Per l’UDC non è vero che si dovrebbe abbandonare la Convenzione dei diritti dell’uomo. Eventualmente alcune sentenze della Corte di Strasburgo non avrebbero effetto. Questi diritti sono comunque già ancorati nella nostra Costituzione…

«Se non voleva abbandonare la CEDU, l’UDC doveva formulare diversamente la sua iniziativa, senza obbligare la Confederazione a rinegoziare i trattati in conflitto con la Costituzione e senza dichiarare che il Tribunale federale non è tenuto ad applicare i trattati che non sono stati sottoposti a referendum.
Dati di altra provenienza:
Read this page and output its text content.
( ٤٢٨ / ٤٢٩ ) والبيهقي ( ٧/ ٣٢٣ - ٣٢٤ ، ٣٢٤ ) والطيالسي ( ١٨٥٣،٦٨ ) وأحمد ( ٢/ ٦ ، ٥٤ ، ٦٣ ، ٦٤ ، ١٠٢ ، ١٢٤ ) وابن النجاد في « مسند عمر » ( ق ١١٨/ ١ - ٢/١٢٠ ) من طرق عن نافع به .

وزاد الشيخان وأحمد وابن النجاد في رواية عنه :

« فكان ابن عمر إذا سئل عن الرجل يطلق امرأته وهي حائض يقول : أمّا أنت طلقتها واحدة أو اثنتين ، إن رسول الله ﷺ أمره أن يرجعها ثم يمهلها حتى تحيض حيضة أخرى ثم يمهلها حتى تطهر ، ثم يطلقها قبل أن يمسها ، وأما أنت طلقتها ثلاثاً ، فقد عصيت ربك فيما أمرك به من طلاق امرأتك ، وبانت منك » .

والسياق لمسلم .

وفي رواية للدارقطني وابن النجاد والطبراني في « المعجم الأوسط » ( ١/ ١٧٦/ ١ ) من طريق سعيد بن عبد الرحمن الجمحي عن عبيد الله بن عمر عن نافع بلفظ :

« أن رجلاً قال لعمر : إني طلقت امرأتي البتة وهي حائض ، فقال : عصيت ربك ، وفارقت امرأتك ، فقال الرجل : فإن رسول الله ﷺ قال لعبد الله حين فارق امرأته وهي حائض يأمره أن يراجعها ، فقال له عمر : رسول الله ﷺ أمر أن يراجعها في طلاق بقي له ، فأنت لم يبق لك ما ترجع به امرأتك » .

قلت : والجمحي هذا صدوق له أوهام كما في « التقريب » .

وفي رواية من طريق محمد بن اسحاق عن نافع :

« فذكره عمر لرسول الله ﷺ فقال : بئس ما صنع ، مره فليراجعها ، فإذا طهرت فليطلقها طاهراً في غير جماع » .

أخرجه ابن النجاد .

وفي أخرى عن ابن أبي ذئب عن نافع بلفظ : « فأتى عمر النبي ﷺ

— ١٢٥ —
La CEDU è un trattato multilaterale in conflitto con alcune nostre recenti norme costituzionali, come l’automatismo dell’espulsione degli stranieri condannati per certi reati e il divieto dei minareti, e non è sottoposta al referendum. È incontestabile che sarebbe da subito a rischio nel nostro Paese, e con essa i diritti fondamentali di ogni individuo. Perché non basta la Costituzione a tutelarli? Per la semplice ragione che l’UDC si è guardata bene dall’introdurre con la sua iniziativa il controllo costituzionale delle leggi federali da parte del Tribunale federale. Quindi paradossalmente la Costituzione diventerebbe la fonte suprema del diritto della Confederazione, ma se fosse violata da una disposizione di una legge federale il Tribunale federale continuerebbe ad avere le mani legate, tenuto ad applicare la legge anticostituzionale. L’unica possibilità per impugnare una decisione fondata su una legge federale anticostituzionale è il ricorso a Strasburgo, senza la cui Corte le famiglie delle vittime dell’amianto in Svizzera non avrebbero ottenuto il riconoscimento delle loro pretese risarcitorie».

L’UDC fa confronti con la Germania, che metterebbe la precedenza sulla propria Costituzione rispetto al diritto internazionale. Un modello sbagliato?

«Se fossi un fautore dell’iniziativa eviterei il confronto con la Germania, che ha un sistema di attuazione del diritto internazionale difficilmente paragonabile al nostro. Per essere attuato, in Germania ogni trattato internazionale deve prima essere trasposto in una legge federale. Da noi in generale è direttamente applicabile una volta approvato. In Germania il diritto internazionale trasformato in legge ha rango solo formalmente inferiore alla Costituzione. Oltretutto il diritto europeo prevale sistematicamente su quello interno e la giurisprudenza della Corte di Strasburgo è considerata dalla Corte di Karlsruhe come diritto vincolante».

C’è chi pensa che i contrari stiano promuovendo una campagna della paura. Un rimprovero di solito fatto proprio all’UDC.

«Quando un partito, per una sentenza del Tribunale federale indigesta, lancia un’iniziativa che destabilizza le relazioni internazionali della Svizzera, danneggiandone la reputazione di Stato affidabile, e mette a rischio i diritti civili e le garanzie individuali, non deve sorprendersi che si crei forte allarme negli ambienti economici come tra i cittadini, soprattutto tra le minoranze, che un giorno potrebbero essere vittime di una decisione che lede i loro diritti fondamentali».